We had first briefly learned about Malala Yousafzai and what she stood for when she was shot in the head by the Taliban in 2012. The news having spread throughout the world with social media and the global news stations. Other than that small information about her I didn’t know much about her, until we listened to her book in preparation for going to her talk in Portland.
She continued to fight for what she believed in, even when facing a threat of death. She prevailed past an injury that certainly would have killed her if she had not received the necessary treatment at the right time. Malala showed bravery and strength in the face of terror and continues fighting for what she believes. Malala is fighting for the right that every child has the ability to go to school for 12 years of primary and secondary education. This is what makes her one of my role models.
“We realize the importance of our voices only when we are silenced.” — Malala Yousafzai
The occasion to see Malala Yousafzai first came to us in May, we immediately purchased tickets after giving it little thought, already aware that it would provide a wonderful learning experience. I was not disappointed, for what she spoke about was truly inspiring.
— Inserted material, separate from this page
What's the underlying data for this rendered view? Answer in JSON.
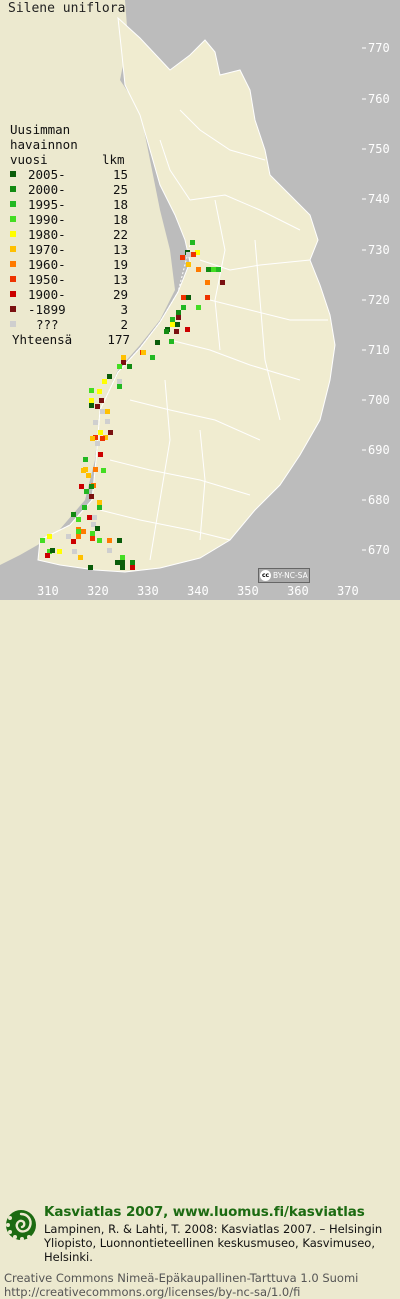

She spoke about the fact that not only did women need to stand up for girls’ education, but also the men. For we need to work together for there to be change that lasts generations past our own.
When Malala talked about her family, she was an ordinary girl. She reminded me of myself when I think of my family, I could almost see into her soul as she remembered brief interactions between herself and her family. Malala’s eyes lit up as she described how her mother is the strict parent while her father the fun one. The realization that she, like most teenagers, hates having to get up early in the morning to go to school resonated with me.
The fact that when she auditioned to be the Head Girl at the high school that she attends she did not win, shows that everyone can still lose even after accomplishing a great deed. She is the youngest recipient of the Nobel Peace Prize, yet she did not mention this in her application, wanting to focus only on her academic achievements. She told us that the girl that did win, “…is very nice and can do everything.” Instead, Malala was awarded the Deputy Head Girl, which she gladly accepted. This made me happy to know that the people who are receiving these great awards can still be humble. She spoke about her classmate the same respect as she spoke about our president.
The one topic that struck me like a bolt of lightning was the fact that what these girls want most is the opportunity and freedom to willingly go to school and to learn. They are all aware that the only way to create a better life for themselves is to have a good education which will provide them with opportunities to find a good job, good pay, and be treated equally. They dream to have a pile of textbooks and a stack of homework to study and work through in the evening.
In contrast, every child with the privilege to go to school is stressing over whether they will get that brand new toy that they saw advertised on TV or a laptop on Christmas. To have a place to learn should be treasured, no matter what country you reside. In America and other more developed countries, going to school is always put on the back-burner and seen as a necessary evil and is regarded as burdensome.
Malala Yousafzai has inspired me to speak up for what I believe in. Immediately after the talk, I signed up for The Malala Fund. In the future, I plan on sharing what I think needs to be changed and then acting upon what I want changed.